避免在 bigquery 中重复 [英] Avoid duplicates in bigquery

查看:28
本文介绍了避免在 bigquery 中重复的处理方法,对大家解决问题具有一定的参考价值,需要的朋友们下面随着小编来一起学习吧!

问题描述

我正在使用 bigquery,并且在文档中说:

i'm working with bigquery and in the documentation it's said:

与传统的 RDBMS 不同,没有主/次或行 ID 键.如果需要,请在表架构中标识一列那个目的.

Unlike a traditional RDBMS, there is no notion of primary/secondary or row-id keys. If required, identify a column in the table schema for that purpose.

你知道我怎么能像 pk 那样插入而不重复(但不仅在同一个插入中)?问候

Do you know how could i insert without duplicates as a pk would do(but not only in the same insert)? Regards

推荐答案

所以让我们首先澄清一些事实.因为没有重复就不能插入.

So let's clear some fact right in the first place.
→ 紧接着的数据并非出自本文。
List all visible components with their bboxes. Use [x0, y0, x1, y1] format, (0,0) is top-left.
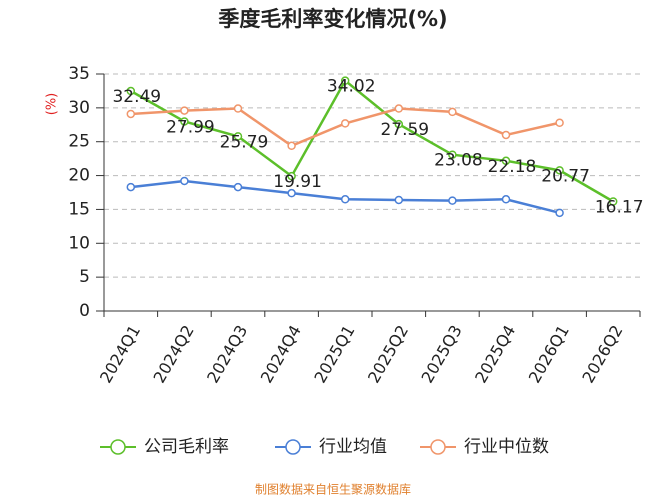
- source-note: 制图数据来自恒生聚源数据库: [255, 482, 411, 497]
- x-tick-label: 2026Q1: [525, 322, 573, 386]
- data-label: 25.79: [220, 132, 269, 152]
- point: [448, 150, 457, 159]
- x-tick-label: 2025Q3: [418, 322, 466, 386]
- y-tick-label: 30: [68, 98, 90, 118]
- point: [340, 119, 350, 128]
- x-tick-label: 2024Q3: [203, 322, 251, 386]
- x-tick-label: 2026Q2: [578, 322, 626, 386]
- x-tick-label: 2025Q4: [471, 322, 519, 386]
- data-label: 16.17: [595, 198, 644, 218]
- point: [287, 141, 296, 151]
- point: [233, 182, 243, 192]
- legend-marker: [285, 439, 301, 455]
- point: [287, 171, 296, 181]
- x-tick-label: 2024Q1: [96, 322, 144, 386]
- point: [340, 76, 350, 85]
- series-line: [130, 78, 614, 203]
- y-tick-label: 15: [68, 199, 90, 219]
- legend-label: 公司毛利率: [144, 437, 229, 457]
- point: [340, 195, 350, 204]
- point: [555, 118, 564, 128]
- point: [608, 197, 618, 206]
- data-label: 27.99: [166, 117, 215, 137]
- legend-marker: [110, 439, 126, 455]
- point: [448, 196, 457, 205]
- point: [180, 176, 189, 186]
- data-label: 34.02: [327, 77, 376, 97]
- x-tick-label: 2025Q2: [364, 322, 412, 386]
- data-label: 20.77: [541, 166, 590, 186]
- point: [126, 109, 136, 119]
- data-label: 22.18: [488, 157, 537, 177]
- point: [394, 195, 404, 205]
- y-tick-label: 35: [68, 64, 90, 84]
- x-tick-label: 2025Q1: [310, 322, 358, 386]
- data-label: 27.59: [380, 120, 429, 140]
- point: [287, 188, 296, 198]
- point: [501, 130, 511, 140]
- y-tick-label: 0: [79, 301, 90, 321]
- point: [126, 182, 136, 192]
- point: [394, 119, 404, 129]
- x-tick-label: 2024Q4: [257, 322, 305, 386]
- point: [180, 117, 189, 126]
- point: [501, 156, 511, 166]
- data-label: 23.08: [434, 151, 483, 171]
- point: [394, 104, 404, 113]
- y-axis-label: (%): [45, 93, 60, 116]
- data-label: 19.91: [273, 172, 322, 192]
- y-tick-label: 25: [68, 132, 90, 152]
- point: [501, 195, 511, 204]
- legend-marker: [430, 439, 446, 455]
- chart-title: 季度毛利率变化情况(%): [218, 7, 447, 31]
- point: [555, 166, 564, 175]
- point: [126, 86, 136, 96]
- point: [233, 104, 243, 113]
- x-tick-label: 2024Q2: [150, 322, 198, 386]
- point: [180, 106, 189, 115]
- y-tick-label: 20: [68, 166, 90, 186]
- y-tick-label: 5: [79, 267, 90, 287]
- legend-label: 行业均值: [319, 437, 387, 457]
- data-label: 32.49: [112, 87, 161, 107]
- point: [448, 107, 457, 117]
- point: [233, 132, 243, 141]
- y-tick-label: 10: [68, 233, 90, 253]
- legend-label: 行业中位数: [464, 437, 549, 457]
- point: [555, 208, 564, 218]
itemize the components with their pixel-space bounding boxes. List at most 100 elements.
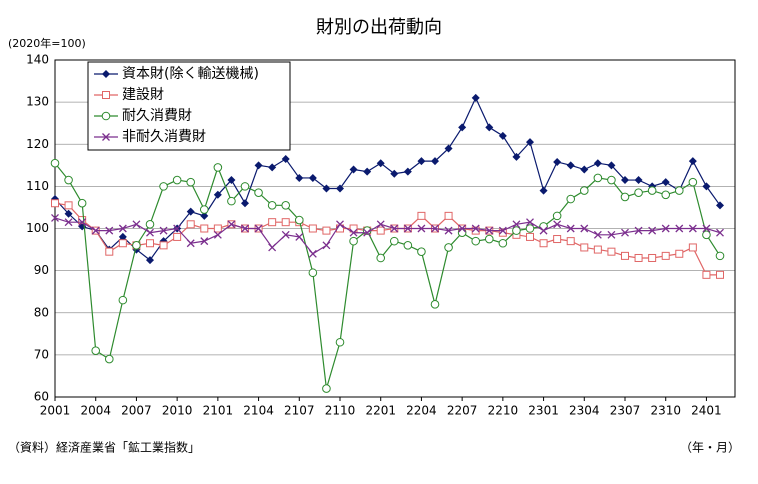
x-tick-label: 2107: [284, 404, 315, 418]
point: [268, 218, 277, 227]
point: [702, 182, 711, 191]
point: [674, 186, 684, 195]
x-tick-label: 2101: [203, 404, 234, 418]
point: [376, 159, 385, 168]
point: [389, 236, 399, 246]
point: [268, 163, 277, 172]
point: [621, 251, 629, 260]
point: [593, 159, 602, 168]
point: [444, 144, 453, 153]
point: [267, 201, 277, 210]
point: [512, 220, 521, 229]
point: [647, 186, 657, 195]
point: [241, 224, 249, 233]
point: [444, 243, 453, 252]
point: [553, 157, 562, 166]
point: [566, 161, 575, 170]
point: [553, 235, 562, 244]
chart-title: 財別の出荷動向: [316, 17, 442, 38]
point: [186, 239, 195, 248]
point: [376, 226, 385, 235]
point: [200, 211, 209, 220]
point: [485, 226, 494, 235]
point: [50, 158, 60, 168]
point: [199, 205, 209, 214]
point: [621, 228, 629, 237]
point: [77, 198, 87, 208]
point: [227, 220, 236, 229]
point: [308, 173, 317, 182]
point: [512, 152, 521, 161]
point: [281, 201, 291, 210]
x-tick-label: 2010: [162, 404, 193, 418]
y-tick-label: 60: [34, 390, 49, 404]
point: [213, 224, 222, 233]
point: [675, 224, 684, 233]
point: [336, 220, 344, 229]
point: [336, 184, 344, 193]
point: [593, 245, 602, 254]
x-tick-label: 2301: [528, 404, 559, 418]
legend-label: 非耐久消費財: [122, 129, 206, 145]
point: [213, 163, 223, 172]
point: [146, 256, 154, 265]
plot-frame: [54, 59, 736, 398]
point: [620, 192, 630, 202]
x-tick-label: 2307: [610, 404, 641, 418]
point: [634, 226, 643, 235]
y-tick-label: 140: [26, 53, 49, 67]
point: [102, 91, 110, 99]
point: [363, 228, 372, 237]
point: [213, 190, 222, 199]
point: [457, 228, 467, 238]
point: [593, 230, 602, 239]
point: [254, 188, 263, 197]
point: [376, 253, 386, 263]
point: [702, 230, 711, 240]
point: [281, 154, 290, 163]
point: [417, 247, 426, 256]
point: [308, 249, 317, 258]
point: [118, 224, 127, 233]
y-tick-label: 70: [34, 347, 49, 361]
point: [363, 167, 372, 176]
point: [295, 232, 304, 241]
point: [607, 175, 616, 185]
x-tick-label: 2310: [650, 404, 681, 418]
point: [485, 123, 494, 132]
point: [173, 224, 182, 233]
point: [322, 384, 331, 393]
point: [648, 253, 657, 262]
point: [431, 224, 439, 233]
point: [553, 220, 562, 229]
point: [349, 236, 358, 246]
point: [702, 224, 711, 233]
point: [186, 177, 196, 187]
point: [539, 186, 548, 195]
x-tick-label: 2201: [365, 404, 396, 418]
legend-box: [87, 61, 291, 151]
point: [254, 224, 263, 233]
point: [403, 241, 413, 250]
point: [390, 169, 399, 178]
point: [281, 218, 290, 227]
point: [634, 176, 643, 185]
point: [132, 220, 141, 229]
point: [661, 190, 671, 200]
x-tick-label: 2001: [40, 404, 71, 418]
point: [78, 218, 87, 227]
point: [566, 237, 575, 246]
point: [471, 236, 481, 246]
point: [444, 226, 453, 235]
point: [539, 226, 548, 235]
point: [431, 157, 439, 166]
y-tick-label: 130: [26, 95, 49, 109]
point: [349, 228, 358, 237]
point: [471, 224, 480, 233]
point: [213, 230, 222, 239]
point: [240, 182, 250, 191]
point: [675, 249, 684, 258]
point: [101, 111, 111, 121]
point: [159, 241, 168, 250]
point: [322, 226, 331, 235]
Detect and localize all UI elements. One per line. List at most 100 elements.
As you cannot insert without duplicates.

Bigquery 是一种适用于大型数据集的托管数据仓库,它是免费的,不能替代传统数据库.

Bigquery is a managed data warehouse suitable for large datasets, and it's complimentary not a replacement for traditional databases.

您每天最多只能对一个表执行 96 次 DML(更新、删除)操作.这是设计使然.它很低,因为它迫使您像数据湖一样思考 BQ.

You can only do a maximum of 96 DML (update,delete) operations on a table per day. This is by design. It's low because it forces you to think like as BQ as a data lake.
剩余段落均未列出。